賜物にはいろいろありますが、それをお与えになるのは同じ霊です。…ある人には“霊”によって知恵の言葉、ある人には同じ“霊”によって知識の言葉が与えられ、 ある人にはその同じ“霊”によって信仰、ある人にはこの唯一の“霊”によって病気をいやす力、 ある人には奇跡を行う力、ある人には預言する力、ある人には霊を見分ける力、ある人には種々の異言を語る力、ある人には異言を解釈する力が与えられています。これらすべてのことは、同じ唯一の“霊”の働きであって、“霊”は望むままに、それを一人一人に分け与えてくださるのです。

(4、8~11節)

 先の言葉に続くこの箇所で、実は私はちょっと戸惑いました。奇跡を行う力、病気を癒す力、異言を語る力…。一体自分は何を持っているだろうかと。しかし、そう考えるのは間違いであります。
 エリクソンという学者が、人間の心の発達段階として、子供の頃は自分は何でも出来るし何にでもなれると思っているが、成長するにつれ、自分のことが段々分かって、自分が平凡な人間だということを知る。そういう自分を社会全体の中に位置づけることができるようになるのが大人になるということだというのです。それは、教会においても変わりありません。平凡な人間、平凡な信仰者にも、いや、だからこそ、その果たすべき役割があり、意味があるのです。そうです。それが、誰にでも与えられている賜物、神様からの贈り物がある。「イエスは主である」と告白する信仰です。これは人間の能力ではありません。

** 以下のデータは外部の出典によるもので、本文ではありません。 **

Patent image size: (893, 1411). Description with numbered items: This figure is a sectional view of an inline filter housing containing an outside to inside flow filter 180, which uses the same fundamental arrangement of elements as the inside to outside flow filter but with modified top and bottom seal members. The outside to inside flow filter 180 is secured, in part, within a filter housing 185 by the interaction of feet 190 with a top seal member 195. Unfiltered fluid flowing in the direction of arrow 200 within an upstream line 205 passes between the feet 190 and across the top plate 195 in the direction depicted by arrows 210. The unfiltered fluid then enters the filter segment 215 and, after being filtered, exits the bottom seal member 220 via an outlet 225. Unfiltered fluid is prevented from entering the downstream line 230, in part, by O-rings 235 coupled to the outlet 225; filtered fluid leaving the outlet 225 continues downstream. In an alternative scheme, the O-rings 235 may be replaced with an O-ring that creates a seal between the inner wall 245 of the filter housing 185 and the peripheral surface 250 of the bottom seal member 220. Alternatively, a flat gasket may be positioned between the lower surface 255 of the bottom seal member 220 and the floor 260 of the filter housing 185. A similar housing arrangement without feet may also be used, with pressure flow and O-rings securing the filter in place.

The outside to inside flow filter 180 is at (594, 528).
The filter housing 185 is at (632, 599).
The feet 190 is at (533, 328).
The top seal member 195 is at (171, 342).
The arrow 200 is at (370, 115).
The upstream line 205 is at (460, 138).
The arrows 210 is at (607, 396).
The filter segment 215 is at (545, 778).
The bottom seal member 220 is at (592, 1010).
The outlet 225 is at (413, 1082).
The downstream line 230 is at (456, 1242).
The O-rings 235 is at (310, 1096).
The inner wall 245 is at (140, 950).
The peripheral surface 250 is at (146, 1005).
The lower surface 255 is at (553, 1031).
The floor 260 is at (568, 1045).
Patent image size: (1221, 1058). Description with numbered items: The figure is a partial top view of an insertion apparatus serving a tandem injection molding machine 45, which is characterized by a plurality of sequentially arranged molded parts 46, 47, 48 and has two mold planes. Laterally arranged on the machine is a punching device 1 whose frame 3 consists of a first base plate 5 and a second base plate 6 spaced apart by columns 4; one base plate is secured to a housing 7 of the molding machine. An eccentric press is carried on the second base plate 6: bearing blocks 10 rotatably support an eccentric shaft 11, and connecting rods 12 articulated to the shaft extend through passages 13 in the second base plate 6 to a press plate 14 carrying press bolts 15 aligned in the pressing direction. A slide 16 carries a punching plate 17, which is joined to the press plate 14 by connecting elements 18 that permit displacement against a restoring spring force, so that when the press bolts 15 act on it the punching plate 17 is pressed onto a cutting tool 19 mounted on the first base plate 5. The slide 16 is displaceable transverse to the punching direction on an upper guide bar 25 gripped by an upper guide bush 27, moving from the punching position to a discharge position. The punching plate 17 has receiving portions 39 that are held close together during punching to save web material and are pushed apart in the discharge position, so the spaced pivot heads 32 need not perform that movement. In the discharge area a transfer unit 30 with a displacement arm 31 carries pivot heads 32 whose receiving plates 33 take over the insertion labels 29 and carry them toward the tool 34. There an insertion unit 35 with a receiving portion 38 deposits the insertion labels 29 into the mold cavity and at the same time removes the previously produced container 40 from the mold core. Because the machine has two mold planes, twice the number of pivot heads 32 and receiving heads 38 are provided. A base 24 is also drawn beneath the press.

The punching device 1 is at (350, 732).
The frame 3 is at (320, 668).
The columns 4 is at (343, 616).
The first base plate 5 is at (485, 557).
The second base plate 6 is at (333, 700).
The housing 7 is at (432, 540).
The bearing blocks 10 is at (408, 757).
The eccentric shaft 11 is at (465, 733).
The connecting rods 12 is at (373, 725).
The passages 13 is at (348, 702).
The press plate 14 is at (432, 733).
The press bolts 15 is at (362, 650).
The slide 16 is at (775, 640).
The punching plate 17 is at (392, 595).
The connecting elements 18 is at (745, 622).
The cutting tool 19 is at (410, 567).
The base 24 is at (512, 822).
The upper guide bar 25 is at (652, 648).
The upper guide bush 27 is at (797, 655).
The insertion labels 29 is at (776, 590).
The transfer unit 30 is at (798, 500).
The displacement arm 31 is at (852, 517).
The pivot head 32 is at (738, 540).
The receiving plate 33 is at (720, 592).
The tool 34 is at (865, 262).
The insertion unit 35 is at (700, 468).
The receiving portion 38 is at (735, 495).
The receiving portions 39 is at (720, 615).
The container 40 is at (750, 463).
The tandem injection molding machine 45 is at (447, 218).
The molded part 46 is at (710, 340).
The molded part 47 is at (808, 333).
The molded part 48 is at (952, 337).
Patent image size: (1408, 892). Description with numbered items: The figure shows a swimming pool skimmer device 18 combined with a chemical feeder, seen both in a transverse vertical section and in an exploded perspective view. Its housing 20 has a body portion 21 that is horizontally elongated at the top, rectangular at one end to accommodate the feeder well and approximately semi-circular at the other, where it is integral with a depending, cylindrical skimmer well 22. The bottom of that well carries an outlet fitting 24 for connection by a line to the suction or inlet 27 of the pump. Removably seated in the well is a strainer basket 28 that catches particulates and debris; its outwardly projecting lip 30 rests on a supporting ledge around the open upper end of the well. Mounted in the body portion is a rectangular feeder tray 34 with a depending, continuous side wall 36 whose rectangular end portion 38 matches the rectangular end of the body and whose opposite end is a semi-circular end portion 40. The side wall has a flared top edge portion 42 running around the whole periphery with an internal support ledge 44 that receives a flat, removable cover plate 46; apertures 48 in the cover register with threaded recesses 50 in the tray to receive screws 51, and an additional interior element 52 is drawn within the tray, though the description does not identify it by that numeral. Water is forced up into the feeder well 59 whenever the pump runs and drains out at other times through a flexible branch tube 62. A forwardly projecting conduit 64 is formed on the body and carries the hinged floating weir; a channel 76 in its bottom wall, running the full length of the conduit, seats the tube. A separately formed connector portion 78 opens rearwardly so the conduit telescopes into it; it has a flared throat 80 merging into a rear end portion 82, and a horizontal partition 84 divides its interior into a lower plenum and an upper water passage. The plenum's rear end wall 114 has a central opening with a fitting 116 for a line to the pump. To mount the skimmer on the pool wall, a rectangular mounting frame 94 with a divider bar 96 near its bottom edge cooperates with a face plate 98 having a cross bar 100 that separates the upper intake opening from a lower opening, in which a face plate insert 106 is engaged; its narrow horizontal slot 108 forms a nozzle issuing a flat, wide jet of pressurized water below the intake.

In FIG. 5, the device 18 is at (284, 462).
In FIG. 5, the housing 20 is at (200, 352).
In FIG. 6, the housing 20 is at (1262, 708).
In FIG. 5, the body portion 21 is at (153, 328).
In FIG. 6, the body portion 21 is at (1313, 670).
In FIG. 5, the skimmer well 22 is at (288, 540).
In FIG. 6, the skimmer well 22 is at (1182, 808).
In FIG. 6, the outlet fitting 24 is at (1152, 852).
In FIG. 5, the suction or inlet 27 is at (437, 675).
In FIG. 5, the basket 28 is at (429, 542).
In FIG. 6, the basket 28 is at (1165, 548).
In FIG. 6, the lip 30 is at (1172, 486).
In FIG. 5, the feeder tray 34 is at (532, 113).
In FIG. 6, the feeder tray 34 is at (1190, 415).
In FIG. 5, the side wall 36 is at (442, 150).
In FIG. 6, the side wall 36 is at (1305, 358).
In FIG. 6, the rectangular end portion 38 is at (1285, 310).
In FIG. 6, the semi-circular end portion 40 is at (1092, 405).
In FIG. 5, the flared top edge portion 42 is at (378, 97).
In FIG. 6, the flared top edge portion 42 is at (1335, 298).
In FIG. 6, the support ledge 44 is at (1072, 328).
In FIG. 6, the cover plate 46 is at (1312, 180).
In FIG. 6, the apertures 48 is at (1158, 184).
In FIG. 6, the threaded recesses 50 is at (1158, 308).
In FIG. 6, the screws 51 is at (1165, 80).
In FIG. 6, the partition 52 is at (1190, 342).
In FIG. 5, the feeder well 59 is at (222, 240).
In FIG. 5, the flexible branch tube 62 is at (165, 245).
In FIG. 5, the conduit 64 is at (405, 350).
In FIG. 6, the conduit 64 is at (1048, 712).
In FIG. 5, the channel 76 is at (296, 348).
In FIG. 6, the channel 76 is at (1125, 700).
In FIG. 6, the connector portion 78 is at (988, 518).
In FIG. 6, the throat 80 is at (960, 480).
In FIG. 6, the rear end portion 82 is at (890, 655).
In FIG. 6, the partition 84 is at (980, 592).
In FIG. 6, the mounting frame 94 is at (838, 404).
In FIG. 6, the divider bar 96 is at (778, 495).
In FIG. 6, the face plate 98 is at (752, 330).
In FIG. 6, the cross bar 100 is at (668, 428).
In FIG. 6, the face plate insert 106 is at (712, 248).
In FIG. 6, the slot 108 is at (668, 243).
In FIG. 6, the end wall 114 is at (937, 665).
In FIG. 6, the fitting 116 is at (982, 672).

 ここでパウロは「イエス・キリストは主である」とも「キリストは主である」とも言っていません。あくまで主語は「イエス」なのです。人間イエスということです。この時、パウロは何を思い起こしていたでしょうか。それは何よりも十字架につけられたイエスであります。人々と共に生き、そこで苦しみ、十字架で死んで、葬られたイエスなのです。
 しかし、そのことを弁えてなお、私には躊躇いが、いや抵抗すらある。「イエス」と呼ぶことを。なぜなら、十字架でこそこの御方が神であることが顕になったからです。十字架につけられたのは、他ならぬ「主イエス」であるからです。私どもの不信仰、反抗、無気力、正しく応答し得ないこと、それらを全て引き受けて十字架にかかって下さった御方、イエスこそ私どもの主、主人なのだ!パウロは、誇らしい喜びをもってそう語った。


 この主人が証したその姿は、私どもが知っている他の主人とは違うのです。逆転しているのです。私どもの主イエスは、仕えてくださる主人。


 私どもは平凡な者であります。なお劣る者であるかもしれません。それでいい。いや、それがいい!だからこそ、私どもは私どもに仕えて下さるイエスを主として仰ぐことが出来る。ここにこそ、この主人のご愛が私どもに注がれるのです。霊の賜物として。そしてこれは、分かち合うため、全体の益となるために与えられます。聖餐に与って私どもは霊を受け、一つの体に結び合わされていることを喜び祝おうではありませんか。全ての人に、「イエスは主なり」とする信仰が聖霊によって与えられているのですから!ここに自分のイメージから解放される道、僕に仕えるという逆転した主人に従う自由な人間の道があります。